Mio fratello Rabastan,

del resto,

era nessuno.

E come il nessuno morì infine.

Egli non mi parlò né mi aiutò mai,

in quei lontani sette anni.

Sbagliai e vinsi da solo,

bozzolo non ignaro del suo destino di falena.

Intravidi in Silente il nemico,

e nei Potter il mezzo,

ma non capì la fine.

Non le credetti quando si presentò ad Halloween,

anni e anni fa.

Infante, la Speranza vinse una prima volta.

Nessuno dette peso a questa cruda realtà.

Mitigammo e sminuimmo la sua forza,

la sua leggendaria fortuna.

Fortuna?

Sorrido, anche se non mi vedete.

La fortuna non da potere.

E Lui di potere era il veicolo,

la fonte e la sorgente.

Così quando ripenso a che mi uccise,

ancora invidio quella forza.

L’odio è ormai scemato, col tempo.

Ancora credo che la fine fu sbagliata,

sapete.

Il Male non nasce per contrapporsi al Bene,

benché sia questo che insegnano ai figli.

Nasce per il potere,

per l’assoluta e meravigliosa sensazione che da il sentirsi superiori.

Che il Bene voglia lo stesso per altri fini è la lotta,

ma nessuno è nel giusto o nello sbagliato.

Due forze,

due Poteri, se volete.

Perdemmo noi,

come sempre avviene nelle storie narrate dinanzi al fuoco.

Dite, vinse mai il cattivo,

uccidendo l’eroe?

Così noi cademmo.

Ma credete forse che loro vinsero?

Nessuno rimase!

Pochi, lontani dalla battaglia,

e di quella, solo Lui.

Come capite, nessuno vinse realmente.

Solo perdenti sulla terra Madre.

Curioso come la bandiera di chi si arrende sia bianca.

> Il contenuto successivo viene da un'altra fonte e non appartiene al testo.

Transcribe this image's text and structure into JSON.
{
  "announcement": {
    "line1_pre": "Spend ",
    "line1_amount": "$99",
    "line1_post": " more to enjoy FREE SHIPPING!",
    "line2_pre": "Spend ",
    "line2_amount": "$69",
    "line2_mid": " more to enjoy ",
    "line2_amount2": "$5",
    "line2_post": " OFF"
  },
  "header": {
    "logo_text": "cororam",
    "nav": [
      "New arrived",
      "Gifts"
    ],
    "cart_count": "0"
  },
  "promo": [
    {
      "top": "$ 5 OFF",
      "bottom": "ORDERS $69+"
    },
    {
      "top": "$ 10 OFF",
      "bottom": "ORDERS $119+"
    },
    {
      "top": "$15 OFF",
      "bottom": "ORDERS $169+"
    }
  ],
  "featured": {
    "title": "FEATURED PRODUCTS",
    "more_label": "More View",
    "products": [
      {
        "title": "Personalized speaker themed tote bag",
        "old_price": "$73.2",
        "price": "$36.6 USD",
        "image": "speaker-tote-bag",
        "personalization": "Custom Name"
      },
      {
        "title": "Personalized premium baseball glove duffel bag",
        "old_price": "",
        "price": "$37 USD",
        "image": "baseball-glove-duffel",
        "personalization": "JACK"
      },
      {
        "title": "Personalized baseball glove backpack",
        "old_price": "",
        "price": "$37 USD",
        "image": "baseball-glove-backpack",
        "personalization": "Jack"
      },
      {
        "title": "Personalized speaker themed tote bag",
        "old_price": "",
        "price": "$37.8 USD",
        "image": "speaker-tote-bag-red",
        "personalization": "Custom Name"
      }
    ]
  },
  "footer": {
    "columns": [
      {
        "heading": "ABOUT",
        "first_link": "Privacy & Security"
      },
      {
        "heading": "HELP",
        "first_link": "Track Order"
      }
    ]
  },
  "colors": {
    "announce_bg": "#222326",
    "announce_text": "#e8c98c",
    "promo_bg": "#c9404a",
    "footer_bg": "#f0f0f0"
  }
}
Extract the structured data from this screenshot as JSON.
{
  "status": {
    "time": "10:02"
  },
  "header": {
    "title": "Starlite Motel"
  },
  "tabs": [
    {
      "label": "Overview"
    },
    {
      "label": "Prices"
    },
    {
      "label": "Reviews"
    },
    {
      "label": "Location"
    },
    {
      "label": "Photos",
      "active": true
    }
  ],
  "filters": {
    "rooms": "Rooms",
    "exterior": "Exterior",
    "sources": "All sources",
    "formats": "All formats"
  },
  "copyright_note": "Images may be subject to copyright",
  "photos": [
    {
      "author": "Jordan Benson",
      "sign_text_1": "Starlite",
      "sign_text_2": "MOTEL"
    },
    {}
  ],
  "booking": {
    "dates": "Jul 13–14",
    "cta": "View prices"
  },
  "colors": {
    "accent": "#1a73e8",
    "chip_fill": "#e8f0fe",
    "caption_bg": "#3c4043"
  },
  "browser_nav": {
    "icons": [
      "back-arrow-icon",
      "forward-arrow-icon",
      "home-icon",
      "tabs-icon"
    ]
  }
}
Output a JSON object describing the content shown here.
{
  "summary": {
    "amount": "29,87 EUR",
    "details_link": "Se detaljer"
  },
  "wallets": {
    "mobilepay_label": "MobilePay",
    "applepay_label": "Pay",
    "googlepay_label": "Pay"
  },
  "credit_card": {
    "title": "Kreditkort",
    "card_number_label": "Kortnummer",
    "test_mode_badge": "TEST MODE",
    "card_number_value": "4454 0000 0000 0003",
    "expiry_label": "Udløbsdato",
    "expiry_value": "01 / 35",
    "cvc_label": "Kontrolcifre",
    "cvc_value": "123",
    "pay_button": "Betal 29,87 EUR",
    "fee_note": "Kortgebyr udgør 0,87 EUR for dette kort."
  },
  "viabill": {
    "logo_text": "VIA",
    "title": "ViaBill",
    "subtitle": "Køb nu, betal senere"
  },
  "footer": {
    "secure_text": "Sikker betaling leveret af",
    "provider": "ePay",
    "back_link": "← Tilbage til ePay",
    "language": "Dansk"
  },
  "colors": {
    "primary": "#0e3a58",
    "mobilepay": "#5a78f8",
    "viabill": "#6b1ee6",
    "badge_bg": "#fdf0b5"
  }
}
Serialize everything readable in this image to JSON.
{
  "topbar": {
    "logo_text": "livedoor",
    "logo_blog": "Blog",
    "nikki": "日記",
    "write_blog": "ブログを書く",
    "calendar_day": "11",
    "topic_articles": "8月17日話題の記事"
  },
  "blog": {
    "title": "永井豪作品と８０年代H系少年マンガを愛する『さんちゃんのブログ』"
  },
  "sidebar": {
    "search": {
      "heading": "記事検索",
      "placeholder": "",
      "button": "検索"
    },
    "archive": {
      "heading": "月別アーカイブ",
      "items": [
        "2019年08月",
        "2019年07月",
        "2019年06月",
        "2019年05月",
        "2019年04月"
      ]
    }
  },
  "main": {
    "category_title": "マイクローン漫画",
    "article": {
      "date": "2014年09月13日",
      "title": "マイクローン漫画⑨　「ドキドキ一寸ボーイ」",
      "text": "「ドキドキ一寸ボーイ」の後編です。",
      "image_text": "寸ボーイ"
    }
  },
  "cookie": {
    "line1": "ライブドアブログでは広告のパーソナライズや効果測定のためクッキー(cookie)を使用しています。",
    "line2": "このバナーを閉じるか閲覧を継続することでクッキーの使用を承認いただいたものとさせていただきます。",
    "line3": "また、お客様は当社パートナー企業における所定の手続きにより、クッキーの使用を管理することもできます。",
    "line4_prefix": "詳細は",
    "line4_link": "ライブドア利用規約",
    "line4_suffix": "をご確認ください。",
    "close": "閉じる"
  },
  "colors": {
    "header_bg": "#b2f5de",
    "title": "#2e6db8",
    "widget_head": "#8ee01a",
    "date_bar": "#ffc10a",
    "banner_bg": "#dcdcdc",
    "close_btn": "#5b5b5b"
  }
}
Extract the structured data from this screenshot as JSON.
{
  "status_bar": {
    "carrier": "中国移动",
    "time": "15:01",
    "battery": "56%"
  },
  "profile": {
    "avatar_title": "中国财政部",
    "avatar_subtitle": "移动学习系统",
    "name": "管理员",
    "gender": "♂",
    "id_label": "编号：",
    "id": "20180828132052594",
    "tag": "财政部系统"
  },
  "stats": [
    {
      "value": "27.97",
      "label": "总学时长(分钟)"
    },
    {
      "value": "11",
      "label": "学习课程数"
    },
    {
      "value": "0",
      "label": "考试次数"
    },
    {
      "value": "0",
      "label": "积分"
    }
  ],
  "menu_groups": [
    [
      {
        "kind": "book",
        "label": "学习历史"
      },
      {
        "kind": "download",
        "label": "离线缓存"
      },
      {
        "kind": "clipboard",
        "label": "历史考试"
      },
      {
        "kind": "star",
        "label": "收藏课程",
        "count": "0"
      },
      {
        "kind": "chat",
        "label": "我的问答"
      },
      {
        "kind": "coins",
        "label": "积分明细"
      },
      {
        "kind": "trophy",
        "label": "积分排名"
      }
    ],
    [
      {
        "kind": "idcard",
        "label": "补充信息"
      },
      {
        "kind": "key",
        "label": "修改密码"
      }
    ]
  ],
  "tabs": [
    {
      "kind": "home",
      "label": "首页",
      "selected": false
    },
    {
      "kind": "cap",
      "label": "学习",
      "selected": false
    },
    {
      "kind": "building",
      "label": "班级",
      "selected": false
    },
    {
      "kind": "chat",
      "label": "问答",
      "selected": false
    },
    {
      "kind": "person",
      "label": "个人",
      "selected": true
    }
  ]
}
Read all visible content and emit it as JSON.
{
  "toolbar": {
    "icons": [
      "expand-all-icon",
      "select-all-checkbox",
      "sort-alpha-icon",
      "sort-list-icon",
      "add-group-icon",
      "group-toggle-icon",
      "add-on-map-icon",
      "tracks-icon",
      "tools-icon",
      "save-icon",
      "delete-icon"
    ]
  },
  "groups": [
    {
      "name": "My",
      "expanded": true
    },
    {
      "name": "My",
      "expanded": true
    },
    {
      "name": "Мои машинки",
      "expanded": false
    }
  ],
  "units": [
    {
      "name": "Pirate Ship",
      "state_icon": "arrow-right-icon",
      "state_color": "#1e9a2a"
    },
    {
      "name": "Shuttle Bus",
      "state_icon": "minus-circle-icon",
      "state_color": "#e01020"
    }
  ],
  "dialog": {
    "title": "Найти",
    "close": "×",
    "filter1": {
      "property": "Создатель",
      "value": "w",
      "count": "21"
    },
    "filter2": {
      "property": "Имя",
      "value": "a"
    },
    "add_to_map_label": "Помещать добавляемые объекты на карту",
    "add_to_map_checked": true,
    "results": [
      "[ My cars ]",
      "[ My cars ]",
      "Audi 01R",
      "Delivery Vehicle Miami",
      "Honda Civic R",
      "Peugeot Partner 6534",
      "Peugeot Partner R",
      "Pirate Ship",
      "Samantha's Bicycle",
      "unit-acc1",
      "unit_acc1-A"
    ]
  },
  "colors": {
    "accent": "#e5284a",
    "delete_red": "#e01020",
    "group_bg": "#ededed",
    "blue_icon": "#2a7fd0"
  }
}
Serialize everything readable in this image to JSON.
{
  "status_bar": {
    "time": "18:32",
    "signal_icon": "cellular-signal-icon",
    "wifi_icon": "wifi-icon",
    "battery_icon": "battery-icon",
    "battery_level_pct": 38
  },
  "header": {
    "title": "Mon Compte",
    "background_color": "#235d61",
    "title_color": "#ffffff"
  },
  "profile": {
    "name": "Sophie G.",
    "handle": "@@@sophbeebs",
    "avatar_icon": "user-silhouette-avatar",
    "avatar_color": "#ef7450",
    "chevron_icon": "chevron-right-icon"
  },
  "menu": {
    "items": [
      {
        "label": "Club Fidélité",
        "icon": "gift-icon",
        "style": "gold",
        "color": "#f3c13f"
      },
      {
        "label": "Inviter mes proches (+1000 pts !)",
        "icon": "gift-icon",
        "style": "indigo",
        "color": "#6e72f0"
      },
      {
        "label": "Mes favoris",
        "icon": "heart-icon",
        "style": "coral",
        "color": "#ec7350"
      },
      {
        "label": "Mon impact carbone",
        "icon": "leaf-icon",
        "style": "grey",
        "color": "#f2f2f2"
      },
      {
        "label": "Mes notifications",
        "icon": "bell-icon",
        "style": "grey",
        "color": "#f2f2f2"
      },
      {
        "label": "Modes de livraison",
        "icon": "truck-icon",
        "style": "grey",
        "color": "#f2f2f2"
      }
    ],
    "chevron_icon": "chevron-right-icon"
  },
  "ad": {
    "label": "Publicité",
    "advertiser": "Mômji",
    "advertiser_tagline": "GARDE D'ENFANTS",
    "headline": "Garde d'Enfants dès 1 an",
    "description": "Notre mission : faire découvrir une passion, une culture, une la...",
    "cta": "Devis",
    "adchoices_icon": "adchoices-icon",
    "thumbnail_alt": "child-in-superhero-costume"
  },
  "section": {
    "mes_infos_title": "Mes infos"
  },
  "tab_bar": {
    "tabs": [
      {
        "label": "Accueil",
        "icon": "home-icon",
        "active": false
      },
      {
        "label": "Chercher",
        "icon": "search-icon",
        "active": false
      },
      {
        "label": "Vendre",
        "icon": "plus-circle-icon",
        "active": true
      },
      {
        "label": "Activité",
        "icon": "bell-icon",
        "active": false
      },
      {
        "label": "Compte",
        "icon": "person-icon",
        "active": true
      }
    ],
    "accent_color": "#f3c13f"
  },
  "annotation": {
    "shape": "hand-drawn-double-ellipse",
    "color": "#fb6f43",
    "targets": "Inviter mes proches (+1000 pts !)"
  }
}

Io mi sono ormai arreso all’evidenza

– non ce l’avremmo mai potuta fare –, 

eppur il mio animo è nero.

E la Speranza perse, dicevamo.

E pensò a noi,

ricordi sbiaditi di vite vuote,

ci diede lapidi e incisioni e ore del suo tempo.

Ci diede se stesso, che lo volessimo o meno.

Io ancora non lo voglio,

ma non posso oppormi.

Ancora lui si da a me,

instancabilmente.

Parla di cose che non hanno senso,

di ricordi che condivido solo per conoscenze,

e di sentimenti che non provo.

Io non amo la Collina.

Amavo il buio, la tenebra, il dolore inferto.

Amavo incutere terrore.

No, io non amo la Speranza come mi chi precede,

e chi mi viene dopo.

Ma ora,

passati tanti anni e tante ore,

trascorse così tante stagioni e piogge,

e momenti per pensare,

la rispetto.

E anch’io ascolto il silenzio dei fili d’erba.